1. Appealability of the Order under Section 195 of the Income Tax Act:
The Department challenged the CIT(A)'s decision to rectify an earlier order dismissing the assessee's appeal on the grounds that the order under Section 195 was not appealable. The CIT(A) had initially dismissed the appeals, stating that the order under Section 195 was not appealable. However, the assessee filed applications under Section 154, citing a mistake apparent from the record, as Section 248 of the IT Act provides for an appeal by a person denying liability to deduct tax. The CIT(A) reconsidered and recalled the earlier order, deciding that the order under Section 195 was indeed appealable.

The Tribunal upheld the CIT(A)'s rectification, noting that the CIT(A) had correctly applied the Supreme Court's ruling in M.K. Venkaatachalam vs. Bombay Dyeing & Mfg. Co. Ltd., which allows for the rectification of glaring and obvious mistakes of law. The Tribunal found no infirmity in the CIT(A)'s decision, as the Departmental Representative failed to provide any material evidence to the contrary.
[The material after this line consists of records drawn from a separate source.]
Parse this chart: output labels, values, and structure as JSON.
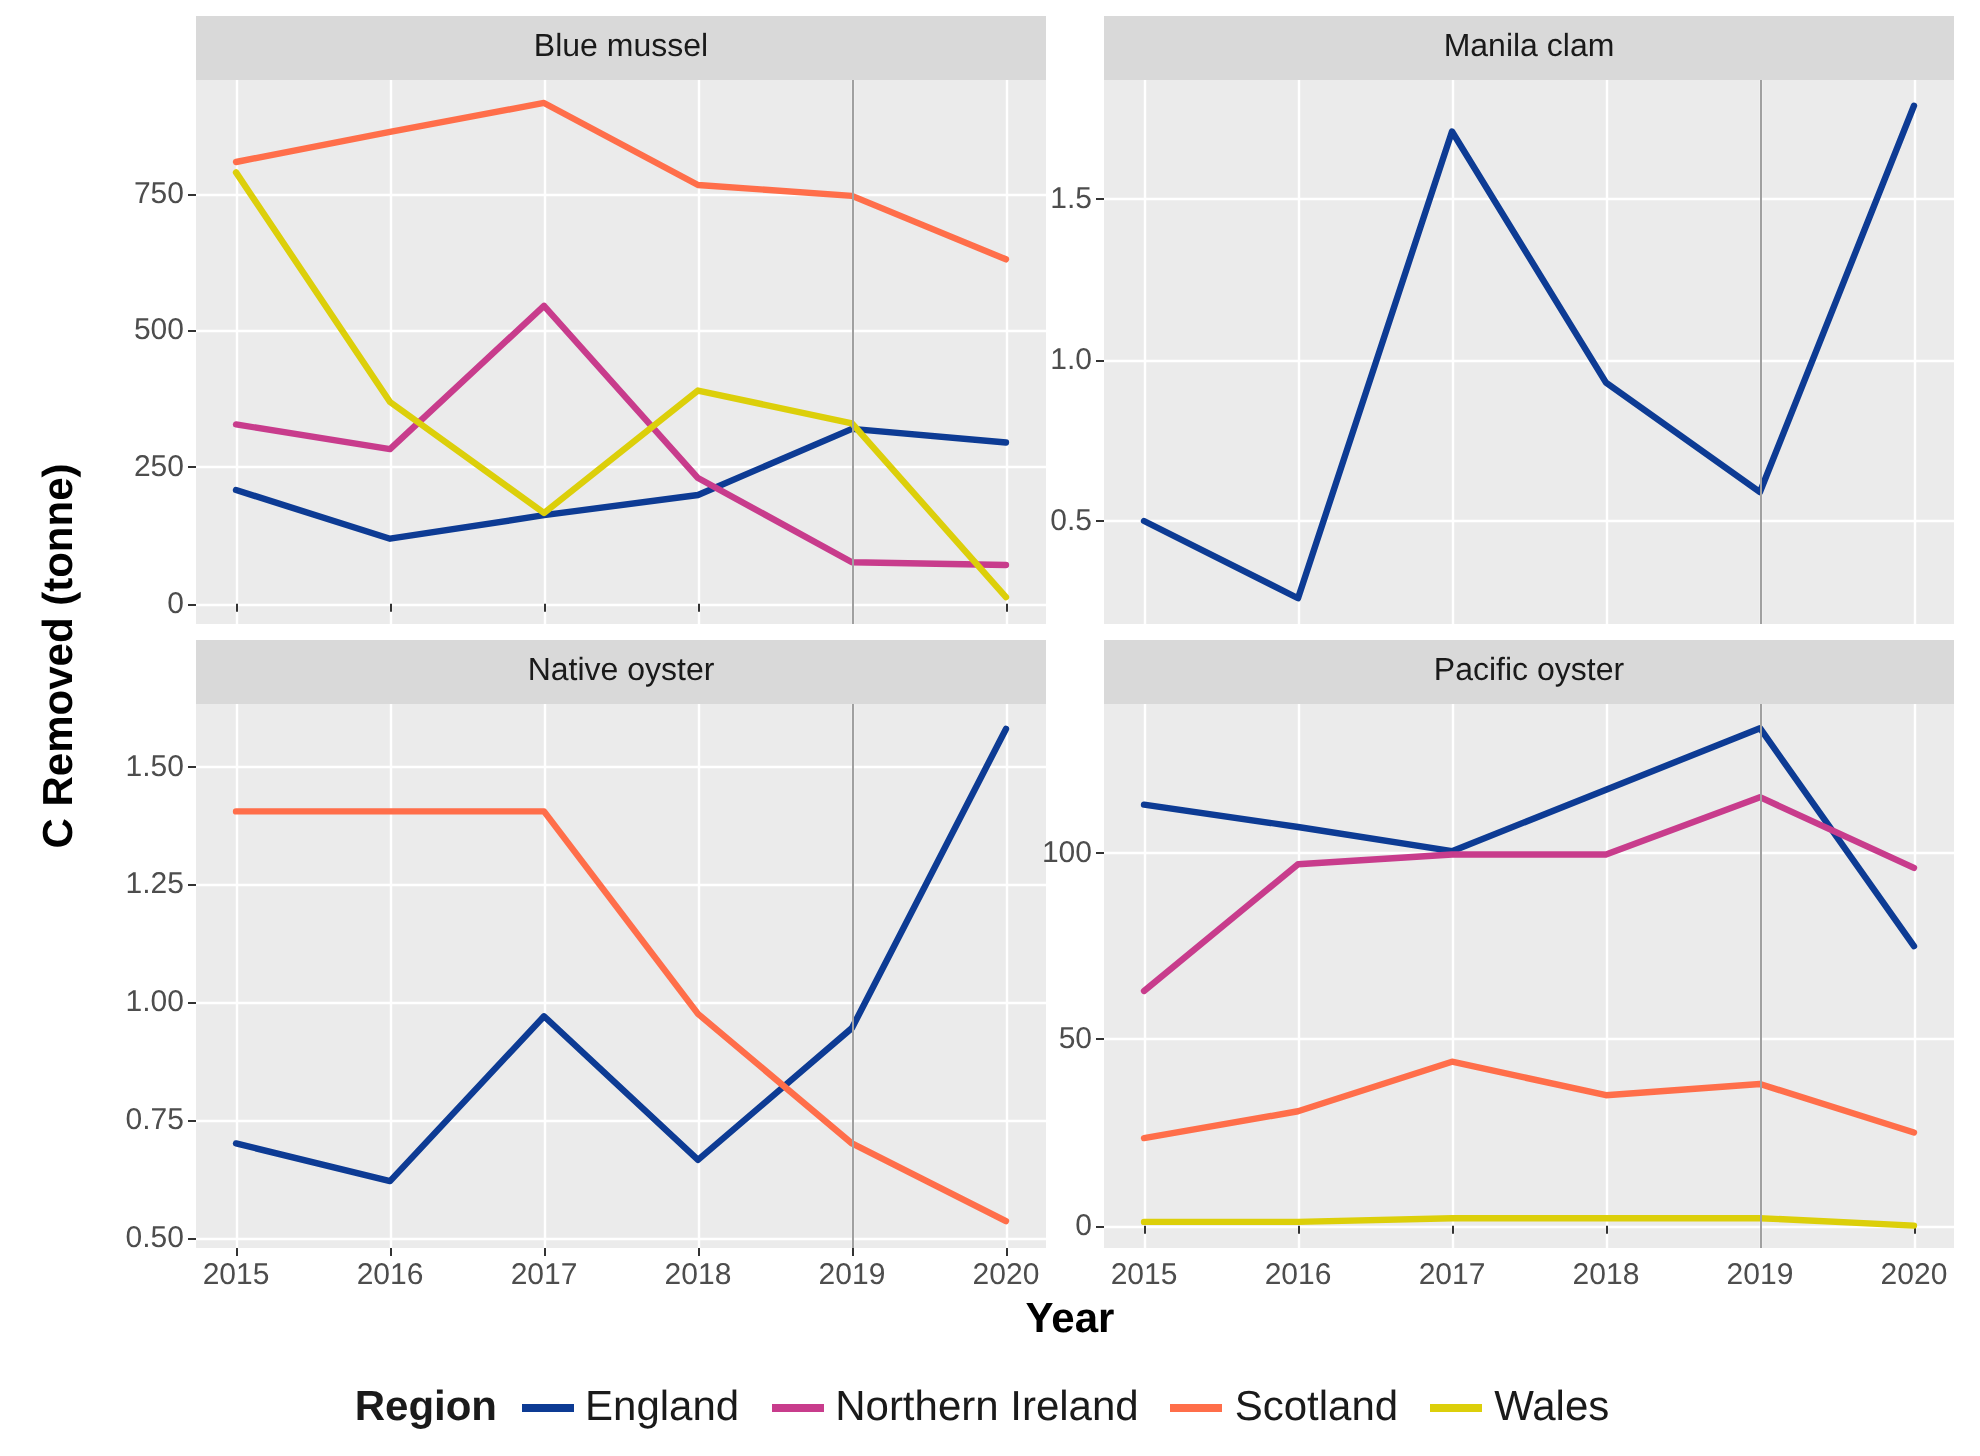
{
  "chart_data": [
    {
      "type": "line",
      "title": "Blue mussel",
      "xlabel": "Year",
      "ylabel": "C Removed (tonne)",
      "legend_title": "Region",
      "legend": "bottom",
      "grid": true,
      "marker": "none",
      "line_style": "solid",
      "tick_labels": "y",
      "x": [
        2015,
        2016,
        2017,
        2018,
        2019,
        2020
      ],
      "xlim": [
        2014.74,
        2020.26
      ],
      "xticks": [
        2015,
        2016,
        2017,
        2018,
        2019,
        2020
      ],
      "ylim": [
        -37,
        958
      ],
      "yticks": [
        0,
        250,
        500,
        750
      ],
      "ref_lines": [
        {
          "axis": "x",
          "value": 2019,
          "color": "#a0a0a0"
        }
      ],
      "series": [
        {
          "name": "England",
          "color": "#0d3b94",
          "values": [
            208,
            119,
            162,
            199,
            320,
            295
          ]
        },
        {
          "name": "Northern Ireland",
          "color": "#c83c8c",
          "values": [
            328,
            283,
            545,
            230,
            76,
            71
          ]
        },
        {
          "name": "Scotland",
          "color": "#ff6e4a",
          "values": [
            808,
            863,
            916,
            766,
            746,
            630
          ]
        },
        {
          "name": "Wales",
          "color": "#dccf0a",
          "values": [
            789,
            369,
            166,
            390,
            330,
            12
          ]
        }
      ]
    },
    {
      "type": "line",
      "title": "Manila clam",
      "grid": true,
      "marker": "none",
      "line_style": "solid",
      "tick_labels": "y",
      "x": [
        2015,
        2016,
        2017,
        2018,
        2019,
        2020
      ],
      "xlim": [
        2014.74,
        2020.26
      ],
      "xticks": [
        2015,
        2016,
        2017,
        2018,
        2019,
        2020
      ],
      "ylim": [
        0.18,
        1.87
      ],
      "yticks": [
        {
          "value": 0.5,
          "label": "0.5"
        },
        {
          "value": 1,
          "label": "1.0"
        },
        {
          "value": 1.5,
          "label": "1.5"
        }
      ],
      "ref_lines": [
        {
          "axis": "x",
          "value": 2019,
          "color": "#a0a0a0"
        }
      ],
      "series": [
        {
          "color": "#0d3b94",
          "values": [
            0.5,
            0.26,
            1.71,
            0.93,
            0.59,
            1.79
          ]
        }
      ]
    },
    {
      "type": "line",
      "title": "Native oyster",
      "grid": true,
      "marker": "none",
      "line_style": "solid",
      "x": [
        2015,
        2016,
        2017,
        2018,
        2019,
        2020
      ],
      "xlim": [
        2014.74,
        2020.26
      ],
      "xticks": [
        2015,
        2016,
        2017,
        2018,
        2019,
        2020
      ],
      "ylim": [
        0.478,
        1.633
      ],
      "yticks": [
        {
          "value": 0.5,
          "label": "0.50"
        },
        {
          "value": 0.75,
          "label": "0.75"
        },
        {
          "value": 1,
          "label": "1.00"
        },
        {
          "value": 1.25,
          "label": "1.25"
        },
        {
          "value": 1.5,
          "label": "1.50"
        }
      ],
      "ref_lines": [
        {
          "axis": "x",
          "value": 2019,
          "color": "#a0a0a0"
        }
      ],
      "series": [
        {
          "color": "#0d3b94",
          "values": [
            0.7,
            0.62,
            0.97,
            0.665,
            0.945,
            1.58
          ]
        },
        {
          "color": "#ff6e4a",
          "values": [
            1.405,
            1.405,
            1.405,
            0.975,
            0.7,
            0.535
          ]
        }
      ]
    },
    {
      "type": "line",
      "title": "Pacific oyster",
      "grid": true,
      "marker": "none",
      "line_style": "solid",
      "x": [
        2015,
        2016,
        2017,
        2018,
        2019,
        2020
      ],
      "xlim": [
        2014.74,
        2020.26
      ],
      "xticks": [
        2015,
        2016,
        2017,
        2018,
        2019,
        2020
      ],
      "ylim": [
        -6,
        140
      ],
      "yticks": [
        0,
        50,
        100
      ],
      "ref_lines": [
        {
          "axis": "x",
          "value": 2019,
          "color": "#a0a0a0"
        }
      ],
      "series": [
        {
          "color": "#0d3b94",
          "values": [
            113,
            107,
            100.5,
            117,
            133.5,
            75
          ]
        },
        {
          "color": "#c83c8c",
          "values": [
            63,
            97,
            99.6,
            99.6,
            115,
            96
          ]
        },
        {
          "color": "#ff6e4a",
          "values": [
            23.5,
            30.7,
            44,
            35,
            38,
            25
          ]
        },
        {
          "color": "#dccf0a",
          "values": [
            1,
            1,
            2,
            2,
            2,
            0
          ]
        }
      ]
    }
  ]
}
2. Liability to Deduct Tax at Source on Payments Made to a Non-Resident Company:
The Department also contested the CIT(A)'s decision that no tax should be deducted at source on payments made to a non-resident company, Lurgi GmbH, under an agreement approved by the Government of India. The payments were for the services of foreign technicians deputed to India. The assessee argued that under Article XII of the DTAA between India and Germany, the payments were not taxable in India as all conditions set out in the DTAA were satisfied.
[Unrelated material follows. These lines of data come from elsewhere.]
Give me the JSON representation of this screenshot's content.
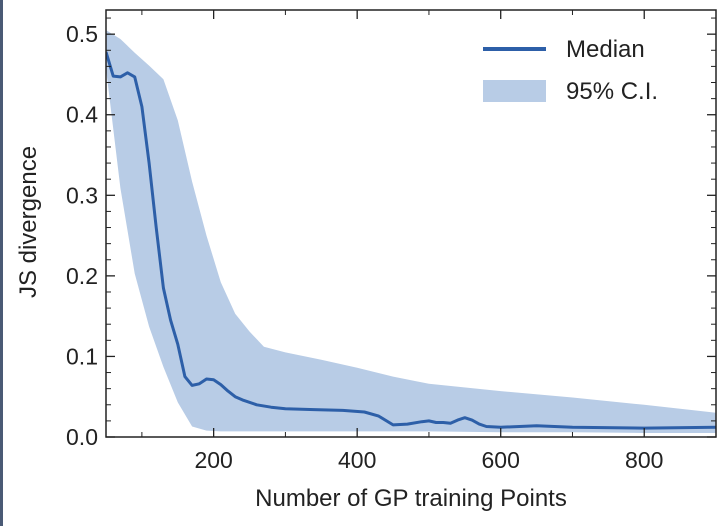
{
  "colors": {
    "median_line": "#2d5fa8",
    "ci_band": "#b8cce6",
    "axis": "#222222",
    "frame_border": "#4a5a75"
  },
  "chart_data": {
    "type": "line",
    "title": "",
    "xlabel": "Number of GP training Points",
    "ylabel": "JS divergence",
    "xlim": [
      50,
      900
    ],
    "ylim": [
      0.0,
      0.53
    ],
    "xticks": [
      200,
      400,
      600,
      800
    ],
    "xtick_labels": [
      "200",
      "400",
      "600",
      "800"
    ],
    "yticks": [
      0.0,
      0.1,
      0.2,
      0.3,
      0.4,
      0.5
    ],
    "ytick_labels": [
      "0.0",
      "0.1",
      "0.2",
      "0.3",
      "0.4",
      "0.5"
    ],
    "grid": false,
    "legend_position": "top-right",
    "legend": [
      "Median",
      "95% C.I."
    ],
    "series": [
      {
        "name": "Median",
        "type": "line",
        "x": [
          50,
          60,
          70,
          80,
          90,
          100,
          110,
          120,
          130,
          140,
          150,
          160,
          170,
          180,
          190,
          200,
          210,
          220,
          230,
          240,
          260,
          280,
          300,
          340,
          380,
          410,
          430,
          450,
          470,
          490,
          500,
          510,
          520,
          530,
          540,
          550,
          560,
          570,
          580,
          600,
          650,
          700,
          800,
          900
        ],
        "y": [
          0.478,
          0.448,
          0.447,
          0.452,
          0.447,
          0.41,
          0.34,
          0.26,
          0.185,
          0.145,
          0.115,
          0.075,
          0.064,
          0.066,
          0.072,
          0.071,
          0.065,
          0.057,
          0.05,
          0.046,
          0.04,
          0.037,
          0.035,
          0.034,
          0.033,
          0.031,
          0.026,
          0.015,
          0.016,
          0.019,
          0.02,
          0.018,
          0.018,
          0.017,
          0.021,
          0.024,
          0.021,
          0.016,
          0.013,
          0.012,
          0.014,
          0.012,
          0.011,
          0.012
        ]
      },
      {
        "name": "95% C.I.",
        "type": "band",
        "x": [
          50,
          70,
          90,
          110,
          130,
          150,
          170,
          190,
          210,
          230,
          250,
          270,
          300,
          350,
          400,
          450,
          500,
          600,
          700,
          800,
          900
        ],
        "upper": [
          0.505,
          0.494,
          0.477,
          0.461,
          0.444,
          0.393,
          0.317,
          0.25,
          0.192,
          0.153,
          0.131,
          0.112,
          0.105,
          0.096,
          0.086,
          0.075,
          0.066,
          0.057,
          0.049,
          0.04,
          0.03
        ],
        "lower": [
          0.457,
          0.309,
          0.203,
          0.137,
          0.087,
          0.043,
          0.013,
          0.008,
          0.007,
          0.007,
          0.007,
          0.007,
          0.007,
          0.007,
          0.007,
          0.007,
          0.007,
          0.006,
          0.006,
          0.005,
          0.005
        ]
      }
    ]
  }
}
The Tribunal reviewed the facts and found that the payments were indeed reimbursements for remuneration, benefits, and other expenses payable to the deputed foreign technicians. The CIT(A) had concluded that the payments were in the nature of salary income for the technicians and were not subject to Indian tax under the DTAA. The Tribunal noted that the conditions of Article XII(3) of the DTAA were satisfied, as the technicians were not present in India for more than 183 days, the services were rendered for a resident of Germany, the remuneration was subject to German tax, and the remuneration was not deductible in computing the profits of an enterprise chargeable to Indian tax.

The Tribunal also referenced the Delhi High Court's decision in CIT vs. Bharat Heavy Electricals, which supported the CIT(A)'s findings. The Tribunal concluded that the CIT(A)'s decision was correct and upheld the order, dismissing the Department's appeals.

Conclusion:
The Tribunal dismissed all 13 appeals filed by the Department. The CIT(A)'s rectification of the order under Section 195 was upheld, and the decision that no tax should be deducted at source on payments made to the non-resident company under the DTAA was confirmed. The Tribunal relied on relevant case law and the provisions of the DTAA to reach its conclusions.